Take the Imperial Guard's hero-unit Bernn. He's an Imperial Commissar, and the ability which really defines his role is Execute. This sees him head-shot one of his grunts to terrify the rest into breaking suppression and forging ahead. Guardsmen are ultimately disposable, and you cycle so many new troops in, the loss of one matters not a jot. But with later skill-tree unlocks, Execute gains new effects, can be used with greater frequency, and has influences on units further afield. Bernn is absolutely key to making a big, grunt-heavy army work. But if you just want to field the heroes and eschew the rank-and-file, that's an equally valid choice.

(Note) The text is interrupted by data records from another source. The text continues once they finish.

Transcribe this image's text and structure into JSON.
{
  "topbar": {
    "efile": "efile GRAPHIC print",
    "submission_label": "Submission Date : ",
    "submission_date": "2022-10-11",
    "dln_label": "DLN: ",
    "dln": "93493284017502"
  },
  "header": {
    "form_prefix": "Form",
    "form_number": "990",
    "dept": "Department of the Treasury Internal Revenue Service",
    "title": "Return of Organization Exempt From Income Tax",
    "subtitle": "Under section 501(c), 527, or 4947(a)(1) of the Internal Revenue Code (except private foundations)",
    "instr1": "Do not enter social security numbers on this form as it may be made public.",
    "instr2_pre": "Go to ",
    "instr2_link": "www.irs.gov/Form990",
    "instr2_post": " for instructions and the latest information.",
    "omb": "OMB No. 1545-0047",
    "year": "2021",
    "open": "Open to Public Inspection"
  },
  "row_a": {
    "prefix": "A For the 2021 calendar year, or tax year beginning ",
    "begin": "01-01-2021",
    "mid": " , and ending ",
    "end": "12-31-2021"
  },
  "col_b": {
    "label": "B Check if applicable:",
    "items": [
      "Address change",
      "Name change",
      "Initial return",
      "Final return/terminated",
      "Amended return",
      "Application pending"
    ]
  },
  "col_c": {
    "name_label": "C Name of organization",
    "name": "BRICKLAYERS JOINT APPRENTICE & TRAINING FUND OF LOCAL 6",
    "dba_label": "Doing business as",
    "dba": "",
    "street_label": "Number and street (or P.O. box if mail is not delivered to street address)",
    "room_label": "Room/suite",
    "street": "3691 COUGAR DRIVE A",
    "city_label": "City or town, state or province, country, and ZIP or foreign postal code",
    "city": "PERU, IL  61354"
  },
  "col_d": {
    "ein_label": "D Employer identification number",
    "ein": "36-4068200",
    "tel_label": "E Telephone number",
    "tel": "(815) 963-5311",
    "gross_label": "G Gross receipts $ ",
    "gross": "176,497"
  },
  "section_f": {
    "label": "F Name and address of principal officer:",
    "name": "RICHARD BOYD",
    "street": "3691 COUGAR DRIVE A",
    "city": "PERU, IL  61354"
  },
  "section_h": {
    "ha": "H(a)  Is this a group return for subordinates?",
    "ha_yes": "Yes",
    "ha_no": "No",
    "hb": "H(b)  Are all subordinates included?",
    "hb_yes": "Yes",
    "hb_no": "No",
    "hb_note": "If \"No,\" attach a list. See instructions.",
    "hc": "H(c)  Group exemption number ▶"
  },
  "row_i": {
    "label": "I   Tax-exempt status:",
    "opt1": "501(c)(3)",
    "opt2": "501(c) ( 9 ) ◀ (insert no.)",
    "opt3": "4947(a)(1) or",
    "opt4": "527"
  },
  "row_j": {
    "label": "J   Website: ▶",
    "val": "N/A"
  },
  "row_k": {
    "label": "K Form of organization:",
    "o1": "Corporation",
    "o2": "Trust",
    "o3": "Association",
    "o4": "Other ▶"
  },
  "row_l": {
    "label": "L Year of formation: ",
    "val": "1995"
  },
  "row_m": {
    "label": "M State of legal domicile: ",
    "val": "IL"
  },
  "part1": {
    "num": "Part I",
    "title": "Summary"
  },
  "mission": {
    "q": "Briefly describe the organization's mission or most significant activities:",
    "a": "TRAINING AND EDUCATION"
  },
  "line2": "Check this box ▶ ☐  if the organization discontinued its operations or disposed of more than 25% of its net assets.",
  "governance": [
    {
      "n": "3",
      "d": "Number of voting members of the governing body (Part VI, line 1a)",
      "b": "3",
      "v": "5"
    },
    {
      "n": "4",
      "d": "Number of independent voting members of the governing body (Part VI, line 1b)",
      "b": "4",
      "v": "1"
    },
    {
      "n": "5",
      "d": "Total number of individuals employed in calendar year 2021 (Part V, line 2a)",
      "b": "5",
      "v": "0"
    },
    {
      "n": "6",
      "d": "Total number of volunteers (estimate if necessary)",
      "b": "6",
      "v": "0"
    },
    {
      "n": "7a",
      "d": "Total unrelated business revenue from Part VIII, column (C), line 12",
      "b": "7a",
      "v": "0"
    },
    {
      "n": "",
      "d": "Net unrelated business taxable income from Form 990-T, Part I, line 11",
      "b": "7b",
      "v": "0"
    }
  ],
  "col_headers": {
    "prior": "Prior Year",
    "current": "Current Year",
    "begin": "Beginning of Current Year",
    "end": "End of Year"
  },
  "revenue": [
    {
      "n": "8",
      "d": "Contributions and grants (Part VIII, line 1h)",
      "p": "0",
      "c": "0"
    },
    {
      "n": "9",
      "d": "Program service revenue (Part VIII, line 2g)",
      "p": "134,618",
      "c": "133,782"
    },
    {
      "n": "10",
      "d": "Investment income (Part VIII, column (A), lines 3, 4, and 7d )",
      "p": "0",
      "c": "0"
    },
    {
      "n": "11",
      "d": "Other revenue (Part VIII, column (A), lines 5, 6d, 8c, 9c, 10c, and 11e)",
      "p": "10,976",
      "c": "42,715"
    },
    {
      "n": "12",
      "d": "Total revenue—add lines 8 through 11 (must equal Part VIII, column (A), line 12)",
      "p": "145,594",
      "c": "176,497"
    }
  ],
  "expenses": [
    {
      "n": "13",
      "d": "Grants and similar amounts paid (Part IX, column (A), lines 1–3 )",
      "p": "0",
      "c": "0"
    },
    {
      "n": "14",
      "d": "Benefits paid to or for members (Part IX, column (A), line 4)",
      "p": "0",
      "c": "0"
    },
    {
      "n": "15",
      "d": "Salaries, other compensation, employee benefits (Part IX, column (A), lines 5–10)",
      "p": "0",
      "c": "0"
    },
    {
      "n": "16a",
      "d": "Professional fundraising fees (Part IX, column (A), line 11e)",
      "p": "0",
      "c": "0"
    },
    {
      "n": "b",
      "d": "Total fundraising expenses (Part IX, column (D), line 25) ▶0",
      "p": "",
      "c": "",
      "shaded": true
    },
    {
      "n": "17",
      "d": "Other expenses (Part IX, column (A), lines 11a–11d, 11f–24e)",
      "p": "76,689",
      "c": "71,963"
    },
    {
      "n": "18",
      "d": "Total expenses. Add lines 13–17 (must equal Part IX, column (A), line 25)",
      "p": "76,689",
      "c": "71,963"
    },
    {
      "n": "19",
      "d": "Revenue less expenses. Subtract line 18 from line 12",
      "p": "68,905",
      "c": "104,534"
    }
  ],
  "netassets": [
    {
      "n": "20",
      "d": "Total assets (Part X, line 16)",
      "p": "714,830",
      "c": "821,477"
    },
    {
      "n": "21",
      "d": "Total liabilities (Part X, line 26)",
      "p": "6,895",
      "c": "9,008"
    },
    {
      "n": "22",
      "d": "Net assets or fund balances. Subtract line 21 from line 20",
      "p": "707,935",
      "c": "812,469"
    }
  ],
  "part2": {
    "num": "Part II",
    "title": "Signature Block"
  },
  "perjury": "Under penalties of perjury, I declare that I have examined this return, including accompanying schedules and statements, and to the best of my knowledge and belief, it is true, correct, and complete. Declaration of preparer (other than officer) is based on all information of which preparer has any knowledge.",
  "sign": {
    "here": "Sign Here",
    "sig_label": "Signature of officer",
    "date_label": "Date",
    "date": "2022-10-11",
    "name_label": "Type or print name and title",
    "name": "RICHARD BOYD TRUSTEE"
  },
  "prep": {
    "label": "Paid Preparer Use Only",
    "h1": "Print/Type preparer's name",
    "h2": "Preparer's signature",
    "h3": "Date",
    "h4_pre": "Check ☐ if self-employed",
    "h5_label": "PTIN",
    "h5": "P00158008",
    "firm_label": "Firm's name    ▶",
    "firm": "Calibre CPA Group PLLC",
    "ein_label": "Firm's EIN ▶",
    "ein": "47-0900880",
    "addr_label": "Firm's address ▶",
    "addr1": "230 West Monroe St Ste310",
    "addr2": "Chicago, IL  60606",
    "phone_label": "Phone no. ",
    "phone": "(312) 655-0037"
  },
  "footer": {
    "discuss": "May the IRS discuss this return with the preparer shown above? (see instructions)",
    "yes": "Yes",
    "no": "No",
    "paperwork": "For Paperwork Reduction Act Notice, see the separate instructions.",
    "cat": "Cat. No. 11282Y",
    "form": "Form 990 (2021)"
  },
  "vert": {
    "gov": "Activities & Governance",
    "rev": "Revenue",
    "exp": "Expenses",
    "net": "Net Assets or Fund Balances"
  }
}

Sadly, the race I was most looking forward to playing - the Tyranids - boasts just a single customisable hero, the Hive Tyrant. Ultimately, it means less time tinkering and tweaking your force, as there's so much less to tweak and tinker. However, you still get to unlock and field pretty much every unit from the Tyranid 40K codex, each of which can gain new abilities and weapons through mission-specific rewards.
Again, this dictates your choice of the optional missions, as you find yourself wanting to upgrade your favourite units to the max. And frankly, towards the end of the Tyranid campaign, I was past caring about the dearth of hero-units. Carving through the Chaos ranks with three Carnifexes, a Swarm Lord and a totally tooled-up Hive Tyrant is the kind of brash, beardy nonsense you dream of pulling off in 40K, but never dare. It's an awful lot of fun.
Da waaagh erupts.
Such vast choice comes at the cost of dedicated campaigns however. Each race basically plays through the same campaign, with variation provided by your choice of optional missions.
Compared to Chaos Rising, this makes the narrative a bit blander, as each of the races is shoehorned into largely identical struggles. Admittedly, the experience you'll have fielding, upgrading and tinkering with each army varies wildly, and is reason enough to be excited about Retribution. But each time you start the campaign again with a different race it feels a little more hollow, especially when you're working through the early tutorial missions.
And there's the trade-off: the tight, narrative flow of Chaos Rising may be gone, but in its place, there's enormous diversity, and more toys than you could possibly hope for in a £20, standalone expansion. To top it off, multiplayer now works solely through Steam, so no more NAT-bothering nonsense from GFWL. And if that's not The Emperor's justice, I don't know what is.